Having had a quick look, I'd suggest that the problem here is a relative misunderstanding of the purpose of flagging vs. downvote or close voting.
The community members can:
- Downvote a poor question or answer.
- vote to close a question for being unclear, offtopic or otherwise a 'bad fit' for SO.
- Delete stuff that's junk.
See:
https://stackoverflow.com/help/privileges
Since you only get those privileges at certain rep levels - flags exist in part to address this - and you'll see, for example, that you can 'flag' something as off topic, too broad, etc. That's basically pushing it into the 'close vote' queue.
But if you flag as VLQ, it goes into a different queue - one that's pruned a little more aggressively, and with a view to dealing with:
https://stackoverflow.com/help/privileges/flag-posts
"Very low quality (i.e. no amount of editing can salvage the post) (only posts scoring 0 or less)"
Likewise rude/abusive or spam posts need to be dealt with quickly. Otherwise 'normal' close reasons apply.

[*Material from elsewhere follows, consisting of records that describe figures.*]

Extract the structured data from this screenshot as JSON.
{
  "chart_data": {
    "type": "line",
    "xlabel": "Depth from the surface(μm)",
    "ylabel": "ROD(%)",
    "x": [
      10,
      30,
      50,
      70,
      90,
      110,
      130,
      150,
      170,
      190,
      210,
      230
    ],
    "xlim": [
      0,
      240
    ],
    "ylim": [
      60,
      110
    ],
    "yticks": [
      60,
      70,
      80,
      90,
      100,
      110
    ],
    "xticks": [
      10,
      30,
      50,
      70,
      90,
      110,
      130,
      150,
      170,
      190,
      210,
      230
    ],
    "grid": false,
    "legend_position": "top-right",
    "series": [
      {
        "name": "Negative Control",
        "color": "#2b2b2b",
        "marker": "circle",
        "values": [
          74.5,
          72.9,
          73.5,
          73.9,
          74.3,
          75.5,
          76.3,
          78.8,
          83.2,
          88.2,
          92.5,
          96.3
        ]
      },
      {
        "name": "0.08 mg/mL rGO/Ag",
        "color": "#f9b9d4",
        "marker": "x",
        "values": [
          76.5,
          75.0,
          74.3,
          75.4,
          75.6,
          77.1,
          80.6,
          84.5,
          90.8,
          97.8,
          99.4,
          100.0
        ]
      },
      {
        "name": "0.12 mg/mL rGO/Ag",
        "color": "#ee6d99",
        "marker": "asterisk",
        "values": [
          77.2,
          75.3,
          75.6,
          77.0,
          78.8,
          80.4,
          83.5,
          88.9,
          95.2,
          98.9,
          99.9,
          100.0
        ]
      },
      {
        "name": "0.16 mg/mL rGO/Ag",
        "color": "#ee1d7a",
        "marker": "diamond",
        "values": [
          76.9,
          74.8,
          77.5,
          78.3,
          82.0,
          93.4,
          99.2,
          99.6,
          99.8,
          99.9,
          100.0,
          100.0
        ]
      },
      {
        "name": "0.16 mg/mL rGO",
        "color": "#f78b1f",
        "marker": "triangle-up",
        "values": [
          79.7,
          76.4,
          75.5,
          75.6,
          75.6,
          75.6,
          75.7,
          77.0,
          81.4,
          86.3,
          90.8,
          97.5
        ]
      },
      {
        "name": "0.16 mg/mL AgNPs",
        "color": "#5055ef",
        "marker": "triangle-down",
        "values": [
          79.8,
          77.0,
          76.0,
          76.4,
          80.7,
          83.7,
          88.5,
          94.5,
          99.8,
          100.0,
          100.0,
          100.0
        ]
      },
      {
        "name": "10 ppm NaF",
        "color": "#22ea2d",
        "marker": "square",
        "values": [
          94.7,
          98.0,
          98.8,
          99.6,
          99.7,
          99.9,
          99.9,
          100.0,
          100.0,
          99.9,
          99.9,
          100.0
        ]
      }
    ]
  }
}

Note also - "Not an answer" - is for posts that don't even attempt to answer the question. Not for 'not very good answer' or 'wrong answer'. Those you downvote. (And if several people do, then they may well be deleted anyway).

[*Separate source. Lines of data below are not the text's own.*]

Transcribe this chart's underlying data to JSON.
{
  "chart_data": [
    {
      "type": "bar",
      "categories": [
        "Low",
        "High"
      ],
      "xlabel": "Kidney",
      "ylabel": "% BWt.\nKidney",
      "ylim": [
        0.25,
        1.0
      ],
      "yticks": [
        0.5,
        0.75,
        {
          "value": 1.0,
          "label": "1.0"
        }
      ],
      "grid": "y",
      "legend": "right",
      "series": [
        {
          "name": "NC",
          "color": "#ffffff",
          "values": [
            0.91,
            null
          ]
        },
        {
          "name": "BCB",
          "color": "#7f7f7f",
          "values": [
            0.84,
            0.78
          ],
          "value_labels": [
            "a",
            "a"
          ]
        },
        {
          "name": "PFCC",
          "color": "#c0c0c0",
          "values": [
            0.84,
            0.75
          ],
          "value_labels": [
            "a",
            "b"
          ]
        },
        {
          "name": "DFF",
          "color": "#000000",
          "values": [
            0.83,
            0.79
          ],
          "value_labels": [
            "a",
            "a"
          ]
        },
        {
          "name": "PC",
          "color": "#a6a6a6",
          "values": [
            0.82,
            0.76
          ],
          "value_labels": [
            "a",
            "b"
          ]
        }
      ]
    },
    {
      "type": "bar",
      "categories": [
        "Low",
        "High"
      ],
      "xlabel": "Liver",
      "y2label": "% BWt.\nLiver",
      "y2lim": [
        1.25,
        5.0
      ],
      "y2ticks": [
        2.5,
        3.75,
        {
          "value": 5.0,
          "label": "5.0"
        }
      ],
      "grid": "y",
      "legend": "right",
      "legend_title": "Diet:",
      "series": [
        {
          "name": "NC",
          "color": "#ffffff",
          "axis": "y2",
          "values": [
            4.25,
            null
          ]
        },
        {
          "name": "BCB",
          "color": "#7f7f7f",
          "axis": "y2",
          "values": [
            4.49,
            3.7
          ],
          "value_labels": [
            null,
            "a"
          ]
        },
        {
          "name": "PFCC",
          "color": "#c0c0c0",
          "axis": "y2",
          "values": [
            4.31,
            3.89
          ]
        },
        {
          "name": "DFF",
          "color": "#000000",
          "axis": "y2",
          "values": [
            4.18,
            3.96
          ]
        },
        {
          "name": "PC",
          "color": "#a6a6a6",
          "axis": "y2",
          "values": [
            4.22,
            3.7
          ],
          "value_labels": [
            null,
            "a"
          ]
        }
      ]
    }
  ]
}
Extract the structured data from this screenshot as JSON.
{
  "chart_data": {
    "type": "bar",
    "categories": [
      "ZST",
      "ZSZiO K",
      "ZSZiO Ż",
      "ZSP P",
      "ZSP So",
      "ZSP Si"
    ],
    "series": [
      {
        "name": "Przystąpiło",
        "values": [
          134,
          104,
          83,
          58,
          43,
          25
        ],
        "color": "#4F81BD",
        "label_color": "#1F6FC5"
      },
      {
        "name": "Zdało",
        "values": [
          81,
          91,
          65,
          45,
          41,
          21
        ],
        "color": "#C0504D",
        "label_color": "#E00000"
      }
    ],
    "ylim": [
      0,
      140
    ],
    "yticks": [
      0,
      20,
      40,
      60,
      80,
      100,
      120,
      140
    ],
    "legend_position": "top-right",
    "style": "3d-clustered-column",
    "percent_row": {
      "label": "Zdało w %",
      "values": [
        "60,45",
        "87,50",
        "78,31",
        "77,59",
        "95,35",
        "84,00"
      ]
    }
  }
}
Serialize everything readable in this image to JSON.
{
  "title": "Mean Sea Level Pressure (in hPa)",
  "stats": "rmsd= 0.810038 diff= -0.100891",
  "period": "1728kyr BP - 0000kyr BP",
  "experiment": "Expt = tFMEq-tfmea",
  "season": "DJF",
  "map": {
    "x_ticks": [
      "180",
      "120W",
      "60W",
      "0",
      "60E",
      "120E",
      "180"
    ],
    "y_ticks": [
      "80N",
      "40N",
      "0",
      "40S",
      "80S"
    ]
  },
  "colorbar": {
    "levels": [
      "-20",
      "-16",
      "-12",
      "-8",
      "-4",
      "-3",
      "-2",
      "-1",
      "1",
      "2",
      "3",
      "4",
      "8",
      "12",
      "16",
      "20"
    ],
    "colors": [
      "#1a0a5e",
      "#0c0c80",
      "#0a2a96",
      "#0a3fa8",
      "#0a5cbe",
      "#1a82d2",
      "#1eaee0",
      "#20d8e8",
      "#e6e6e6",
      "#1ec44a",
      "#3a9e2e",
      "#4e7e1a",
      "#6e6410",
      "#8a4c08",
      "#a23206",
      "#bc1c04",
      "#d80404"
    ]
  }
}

The 'moderator attention' flag in particular is one that should be used sparingly, because there aren't many mods compared to the number of 'normal' users - so it's only really needed for scenarios where special circumstances apply or more severe action against specific users (rather than posts) is needed.
The rest, the community can - and should - take care of. That doesn't mean the things you identify are good per se, but most posts you can achieve a community consensus via upvotes and downvotes on the 'good' and 'bad' answers to a given question. Your flags should be reserved for the things where this doesn't apply.